Присутствующие, не сговариваясь, ахнули, а что до меня – я и вовсе потеряла дар речи, превратившись на несколько секунд именно в ту молчаливую благородную девицу, которой пыталась показаться.

Выкуп и в самом деле был куда как щедр. Двадцать тысяч золотом – это пятилетний доход всего Санлиса, считая и монастырские земли. А уж драгоценные камни с парчой и пряности, которые ценились дороже, чем драгоценные камни… Но дело-то в том, что на свадьбу полагалось давать приданое дочери, а не получать золотом с жениха…

Я беспокойно заерзала, и мачеха взглянула змеиным взглядом уже на меня, приказывая сидеть неподвижно и молчать.

Может, на севере другие порядки?

Сэр Раскел, посчитал, что самое время сделать мне комплимент:

- Вы прекрасны, леди, - сказал он с полупоклоном в мою сторону, с хрустом отрывая от утиной тушки ножку. - Наш господин будет очарован. Уверен, вы тоже найдете его привлекательным.

- Это несомненно! – заверил его отец. – Кирия, скажи!

- Я буду счастлива увидеть мужа, милорд, - сказала я чинно, хотя все в груди так и кипело. – Мне известна ваша мудрость, я полностью доверяю вашему выбору.

- Леди не только красива, но и умна, - похвалил меня сэр Раскел, и остальные с готовностью его поддержали, превознося мой ум.

Хотя большого ума, чтобы поддакивать отцу, и не надо было. Справилась бы даже Стелла.

Я поблагодарила сэра Раскела улыбкой, тайком подавив вздох и облегчения, и разочарования.

Значит, все правильно. Жениха здесь нет.

Король Баллиштейна посчитал, что для Кирии Санлис будет достаточно миссии его слуг. К чему волноваться, если он щедро заплатил отцу, чтобы точно согласился выдать дочь. Когда Ольрун узнает, за сколько меня купили… Мне стало противно и мерзко на душе. И правда чувствуешь себя телкой на вилланском рынке. Особенно когда все так беззастенчиво на тебя таращатся.

Особенно отталкивающим был взгляд сэра Раскела. Я не могла избавиться от мысли, что он смотрит на меня оценивающе, как людоед, который решает – настолько ли вкусна дичь, насколько приятна на вид.

Последовала очередная перемена блюд и вынесли говяжьи ребра с шалфеем и гусей, фаршированных яблоками. Жареные гуси были любимым блюдом моего отца, и сейчас он поглядывал на них с такой нежностью, с какой, пожалуй, никогда не смотрел на своих дочерей.
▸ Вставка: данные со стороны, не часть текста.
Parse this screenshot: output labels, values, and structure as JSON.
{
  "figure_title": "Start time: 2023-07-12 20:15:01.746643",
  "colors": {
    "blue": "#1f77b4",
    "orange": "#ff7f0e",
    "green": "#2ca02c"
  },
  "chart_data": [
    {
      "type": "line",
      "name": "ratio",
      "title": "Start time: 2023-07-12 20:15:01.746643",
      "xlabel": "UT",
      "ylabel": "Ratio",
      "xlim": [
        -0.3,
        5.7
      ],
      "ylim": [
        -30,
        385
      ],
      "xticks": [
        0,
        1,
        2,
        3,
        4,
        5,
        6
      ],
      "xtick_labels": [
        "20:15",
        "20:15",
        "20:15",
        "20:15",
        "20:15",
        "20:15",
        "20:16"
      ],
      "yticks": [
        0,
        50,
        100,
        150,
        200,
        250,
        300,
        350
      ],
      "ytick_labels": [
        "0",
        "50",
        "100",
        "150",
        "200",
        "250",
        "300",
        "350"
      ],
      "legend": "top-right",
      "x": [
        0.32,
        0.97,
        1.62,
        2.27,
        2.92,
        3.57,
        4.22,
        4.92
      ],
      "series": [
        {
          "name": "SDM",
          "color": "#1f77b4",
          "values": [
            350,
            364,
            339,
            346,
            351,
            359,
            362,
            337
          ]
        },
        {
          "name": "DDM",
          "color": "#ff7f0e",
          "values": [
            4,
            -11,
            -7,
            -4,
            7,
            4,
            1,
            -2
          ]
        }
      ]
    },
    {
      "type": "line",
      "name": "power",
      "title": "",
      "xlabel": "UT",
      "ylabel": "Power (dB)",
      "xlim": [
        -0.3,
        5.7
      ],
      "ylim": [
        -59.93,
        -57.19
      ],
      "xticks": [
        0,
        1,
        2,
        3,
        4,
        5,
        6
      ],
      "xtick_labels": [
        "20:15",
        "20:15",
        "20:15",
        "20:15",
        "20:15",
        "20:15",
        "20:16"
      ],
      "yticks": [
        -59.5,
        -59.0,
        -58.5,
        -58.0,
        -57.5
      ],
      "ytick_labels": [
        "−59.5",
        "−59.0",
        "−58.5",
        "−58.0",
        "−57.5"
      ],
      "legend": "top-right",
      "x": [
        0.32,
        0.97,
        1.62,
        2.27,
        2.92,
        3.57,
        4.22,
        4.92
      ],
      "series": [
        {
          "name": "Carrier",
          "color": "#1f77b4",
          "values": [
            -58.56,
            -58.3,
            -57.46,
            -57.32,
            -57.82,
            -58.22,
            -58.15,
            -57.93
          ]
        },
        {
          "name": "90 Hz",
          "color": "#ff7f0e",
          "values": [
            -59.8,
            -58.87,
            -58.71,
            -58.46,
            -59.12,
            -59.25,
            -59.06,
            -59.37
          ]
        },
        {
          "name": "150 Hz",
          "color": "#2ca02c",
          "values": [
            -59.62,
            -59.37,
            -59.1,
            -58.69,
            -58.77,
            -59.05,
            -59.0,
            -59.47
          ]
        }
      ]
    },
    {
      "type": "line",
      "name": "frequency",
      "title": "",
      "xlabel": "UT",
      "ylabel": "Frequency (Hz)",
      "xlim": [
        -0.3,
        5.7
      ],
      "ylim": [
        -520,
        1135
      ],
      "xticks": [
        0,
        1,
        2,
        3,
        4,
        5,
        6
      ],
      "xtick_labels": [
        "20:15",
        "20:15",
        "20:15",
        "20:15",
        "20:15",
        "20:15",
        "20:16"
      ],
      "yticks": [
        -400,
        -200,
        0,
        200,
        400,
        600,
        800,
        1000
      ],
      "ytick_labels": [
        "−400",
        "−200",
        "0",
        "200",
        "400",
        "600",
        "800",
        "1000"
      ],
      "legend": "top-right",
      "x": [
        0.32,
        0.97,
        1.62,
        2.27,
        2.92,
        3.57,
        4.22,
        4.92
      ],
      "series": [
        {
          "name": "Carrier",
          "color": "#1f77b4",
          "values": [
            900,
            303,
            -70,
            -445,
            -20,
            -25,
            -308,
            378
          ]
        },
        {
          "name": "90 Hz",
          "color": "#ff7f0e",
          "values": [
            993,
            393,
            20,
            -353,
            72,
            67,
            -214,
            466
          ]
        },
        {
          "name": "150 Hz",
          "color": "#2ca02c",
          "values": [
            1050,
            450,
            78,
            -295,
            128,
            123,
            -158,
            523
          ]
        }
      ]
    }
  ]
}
Особенно на меня.

Слуги все подливали и подливали вина, и гости постепенно становились веселее и развязнее. Кто-то раскатисто хохотал, слушая соседа, кто-то подпевал менестрелям, в такт ударяя по столу полой говяжьей костью.

Перед каждым гостем поставили по прекрасной фаянсовой тарелке, но многие предпочитали пользовались огромными ломтями хлеба. На них клали мясо, истекающее ароматным соком, а потом бросали хлеб собакам, которые крутились здесь же. Мне редко приходилось присутствовать на пирах и никогда не нравилось сидеть за общим столом – нечистоплотность многих лордов вызывала чуть ли не тошноту. Я опустила глаза в тарелку, вяло ковыряла в рагу ложкой, и избегая смотреть на пирующих, которые жадно подъедали все, что видели перед собой.

- Вы не голодны, леди? – спросил сэр Раскел, стирая ладонью жир с усов. – Может, кусочек поросятины?

- Нет, спасибо, - сдержанно отказалась я. – Не люблю мясо.

- Не любите мясо? Вам надо менять привычки, - он поднял бокал в мою честь, сделал несколько хороших глотков и поставил бокал на стол. - В Баллиштейне едят только мясо и запивают его красным вином. От этого кровь бежит быстрее по жилам.

- Замечательно, - пробормотала я, с ужасом поглядывая, как старый рыцарь грызет гусиные косточки.

Я отвернулась, чтобы не видеть его крепкие желтоватые зубы и лоснящиеся от жира усы, и встретила взгляд Эрика.